Growing up in Eastern Kenya, Malumani village, 34 year old Kamuti was raised by his grandmother who told him that it's only agriculture that can sustain a man and his family. Taking this advice to heart, he worked hard to buy a small plot of land where he lives today with his wife and four children (3 girls, Caroline 11yrs, John 9yrs, Martha 7yrs and Mary 5 years).
Together with his wife and children, they practice agriculture on this small piece of land. They keep a diary cow and two goats for milk. They also practice horticulture growing spinach, tomatoes, watermelon and kales.
Kamuti says his family is happy. “My children are able to get a balanced diet and have enough to eat. I sell the extra food and milk to my neighbors and to a nearby school for extra income for my other household necessities,” narrates Kamuti.
Kamuti also owns two bulls, which he loans to his neighbors because his land is not enough to accommodate and feed them. He bought the bulls with a loan he acquired from VisionFund.

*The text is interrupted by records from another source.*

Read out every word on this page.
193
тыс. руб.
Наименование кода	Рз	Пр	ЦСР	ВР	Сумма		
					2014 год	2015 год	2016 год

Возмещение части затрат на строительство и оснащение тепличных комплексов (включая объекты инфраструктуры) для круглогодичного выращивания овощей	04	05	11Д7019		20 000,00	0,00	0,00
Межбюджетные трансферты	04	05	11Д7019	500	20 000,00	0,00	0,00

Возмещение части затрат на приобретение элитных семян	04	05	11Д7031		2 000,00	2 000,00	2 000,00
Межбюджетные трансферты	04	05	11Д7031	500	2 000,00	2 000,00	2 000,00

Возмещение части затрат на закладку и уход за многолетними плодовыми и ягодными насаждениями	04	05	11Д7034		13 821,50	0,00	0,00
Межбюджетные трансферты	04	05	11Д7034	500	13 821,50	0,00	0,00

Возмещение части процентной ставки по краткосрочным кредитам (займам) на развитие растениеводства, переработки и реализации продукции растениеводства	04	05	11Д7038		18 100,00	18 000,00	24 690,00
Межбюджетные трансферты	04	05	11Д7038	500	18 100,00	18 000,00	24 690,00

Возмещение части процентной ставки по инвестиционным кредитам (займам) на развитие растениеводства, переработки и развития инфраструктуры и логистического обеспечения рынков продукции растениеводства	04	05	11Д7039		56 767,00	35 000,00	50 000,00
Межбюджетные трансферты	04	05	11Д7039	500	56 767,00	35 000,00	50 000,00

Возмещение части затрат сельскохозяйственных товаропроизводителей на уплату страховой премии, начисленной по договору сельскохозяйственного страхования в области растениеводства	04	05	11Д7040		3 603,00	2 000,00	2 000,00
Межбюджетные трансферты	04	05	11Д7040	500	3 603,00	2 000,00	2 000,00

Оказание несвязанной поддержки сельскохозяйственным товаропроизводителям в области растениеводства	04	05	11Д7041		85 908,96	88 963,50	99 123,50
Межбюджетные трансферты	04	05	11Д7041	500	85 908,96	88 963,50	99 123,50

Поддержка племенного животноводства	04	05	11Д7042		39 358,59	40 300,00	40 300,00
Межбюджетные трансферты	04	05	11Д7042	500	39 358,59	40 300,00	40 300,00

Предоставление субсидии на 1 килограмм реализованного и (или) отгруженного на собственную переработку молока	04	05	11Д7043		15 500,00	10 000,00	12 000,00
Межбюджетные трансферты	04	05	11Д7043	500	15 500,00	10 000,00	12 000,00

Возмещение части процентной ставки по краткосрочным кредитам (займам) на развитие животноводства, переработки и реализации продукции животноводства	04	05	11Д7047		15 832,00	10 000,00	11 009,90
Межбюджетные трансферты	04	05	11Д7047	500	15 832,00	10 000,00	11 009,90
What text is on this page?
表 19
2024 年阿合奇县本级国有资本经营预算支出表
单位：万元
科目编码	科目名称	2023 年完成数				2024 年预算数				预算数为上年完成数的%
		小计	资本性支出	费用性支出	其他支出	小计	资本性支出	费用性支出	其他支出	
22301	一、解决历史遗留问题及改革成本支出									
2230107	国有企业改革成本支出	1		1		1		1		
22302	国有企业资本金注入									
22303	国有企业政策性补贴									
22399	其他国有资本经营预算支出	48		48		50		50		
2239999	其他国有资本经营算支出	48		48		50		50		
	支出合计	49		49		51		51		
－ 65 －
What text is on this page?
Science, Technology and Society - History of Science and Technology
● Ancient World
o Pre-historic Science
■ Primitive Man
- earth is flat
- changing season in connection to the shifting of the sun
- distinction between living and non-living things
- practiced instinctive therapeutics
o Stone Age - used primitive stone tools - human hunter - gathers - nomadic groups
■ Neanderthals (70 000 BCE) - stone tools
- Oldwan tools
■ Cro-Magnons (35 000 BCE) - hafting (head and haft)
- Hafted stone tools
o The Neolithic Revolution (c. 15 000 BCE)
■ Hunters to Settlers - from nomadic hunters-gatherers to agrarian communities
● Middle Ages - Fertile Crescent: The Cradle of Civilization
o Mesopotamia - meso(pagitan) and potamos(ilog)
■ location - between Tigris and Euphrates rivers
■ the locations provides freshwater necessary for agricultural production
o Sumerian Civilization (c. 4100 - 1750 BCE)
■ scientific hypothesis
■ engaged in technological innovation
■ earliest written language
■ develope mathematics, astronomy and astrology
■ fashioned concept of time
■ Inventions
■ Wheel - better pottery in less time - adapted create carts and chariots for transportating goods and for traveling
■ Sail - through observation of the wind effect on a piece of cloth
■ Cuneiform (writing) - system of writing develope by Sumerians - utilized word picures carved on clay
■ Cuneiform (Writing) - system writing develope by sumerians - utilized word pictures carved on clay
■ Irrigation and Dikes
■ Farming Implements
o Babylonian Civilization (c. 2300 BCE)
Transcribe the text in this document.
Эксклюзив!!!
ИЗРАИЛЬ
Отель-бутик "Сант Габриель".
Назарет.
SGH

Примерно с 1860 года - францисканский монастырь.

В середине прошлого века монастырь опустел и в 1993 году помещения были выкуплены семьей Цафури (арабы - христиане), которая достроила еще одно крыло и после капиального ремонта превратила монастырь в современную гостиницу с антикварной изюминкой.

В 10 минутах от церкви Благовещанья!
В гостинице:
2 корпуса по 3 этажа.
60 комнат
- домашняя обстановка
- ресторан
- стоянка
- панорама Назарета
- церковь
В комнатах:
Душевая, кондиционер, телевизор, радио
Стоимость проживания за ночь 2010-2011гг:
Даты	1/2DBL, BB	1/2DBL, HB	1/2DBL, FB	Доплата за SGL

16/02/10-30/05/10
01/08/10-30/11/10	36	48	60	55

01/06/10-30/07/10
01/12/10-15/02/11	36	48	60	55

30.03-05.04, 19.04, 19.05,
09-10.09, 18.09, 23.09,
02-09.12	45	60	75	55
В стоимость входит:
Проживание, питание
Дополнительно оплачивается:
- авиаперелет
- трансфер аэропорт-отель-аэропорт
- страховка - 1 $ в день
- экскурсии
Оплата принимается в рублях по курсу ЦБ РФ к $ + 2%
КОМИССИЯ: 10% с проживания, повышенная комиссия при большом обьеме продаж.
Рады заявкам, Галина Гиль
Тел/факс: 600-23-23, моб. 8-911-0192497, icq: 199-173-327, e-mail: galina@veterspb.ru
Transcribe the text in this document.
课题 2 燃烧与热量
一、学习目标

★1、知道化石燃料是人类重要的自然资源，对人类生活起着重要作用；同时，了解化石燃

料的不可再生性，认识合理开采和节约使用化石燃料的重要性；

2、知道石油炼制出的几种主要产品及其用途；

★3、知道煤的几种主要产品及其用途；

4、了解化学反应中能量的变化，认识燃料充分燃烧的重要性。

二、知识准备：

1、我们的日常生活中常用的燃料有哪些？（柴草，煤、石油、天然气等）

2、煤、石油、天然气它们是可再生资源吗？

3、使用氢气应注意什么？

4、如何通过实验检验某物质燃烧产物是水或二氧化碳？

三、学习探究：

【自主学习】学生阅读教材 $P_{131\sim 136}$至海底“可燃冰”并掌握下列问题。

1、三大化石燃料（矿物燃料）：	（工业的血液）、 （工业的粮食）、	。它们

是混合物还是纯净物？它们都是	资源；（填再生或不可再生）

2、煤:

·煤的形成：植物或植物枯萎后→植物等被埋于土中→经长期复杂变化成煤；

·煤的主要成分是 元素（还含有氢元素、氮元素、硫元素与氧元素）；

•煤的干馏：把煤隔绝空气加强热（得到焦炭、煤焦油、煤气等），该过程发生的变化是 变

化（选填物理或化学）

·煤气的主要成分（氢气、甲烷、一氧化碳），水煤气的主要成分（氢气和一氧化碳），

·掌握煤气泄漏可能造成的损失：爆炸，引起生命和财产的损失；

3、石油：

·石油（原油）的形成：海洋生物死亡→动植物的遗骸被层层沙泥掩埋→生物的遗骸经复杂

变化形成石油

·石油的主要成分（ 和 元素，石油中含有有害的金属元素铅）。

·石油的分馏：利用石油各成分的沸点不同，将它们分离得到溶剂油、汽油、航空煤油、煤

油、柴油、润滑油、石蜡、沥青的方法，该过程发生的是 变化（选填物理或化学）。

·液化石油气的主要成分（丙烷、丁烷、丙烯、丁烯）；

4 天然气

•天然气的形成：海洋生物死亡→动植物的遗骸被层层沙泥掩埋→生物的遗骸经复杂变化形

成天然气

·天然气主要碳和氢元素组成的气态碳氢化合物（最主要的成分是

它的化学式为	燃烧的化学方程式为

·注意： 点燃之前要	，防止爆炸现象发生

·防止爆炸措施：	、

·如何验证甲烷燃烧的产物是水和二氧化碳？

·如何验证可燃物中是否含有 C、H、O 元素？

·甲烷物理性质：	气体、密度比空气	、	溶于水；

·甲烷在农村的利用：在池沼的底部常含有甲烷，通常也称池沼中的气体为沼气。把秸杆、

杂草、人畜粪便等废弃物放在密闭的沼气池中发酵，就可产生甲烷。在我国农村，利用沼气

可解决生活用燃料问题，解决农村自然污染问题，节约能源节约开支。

Kamuti belongs to the ‘Sweat is sweet’ youth group comprising of 37 members (17 male, 15 female). Just like Kamuti, members of this group practice agriculture and horticulture. They also run a loan scheme for their group. Kamuti is determined to work through the group to reach out to more youth in his area and encourage them start up agriculture. He wants to see his business expand, increase production and sell to other towns.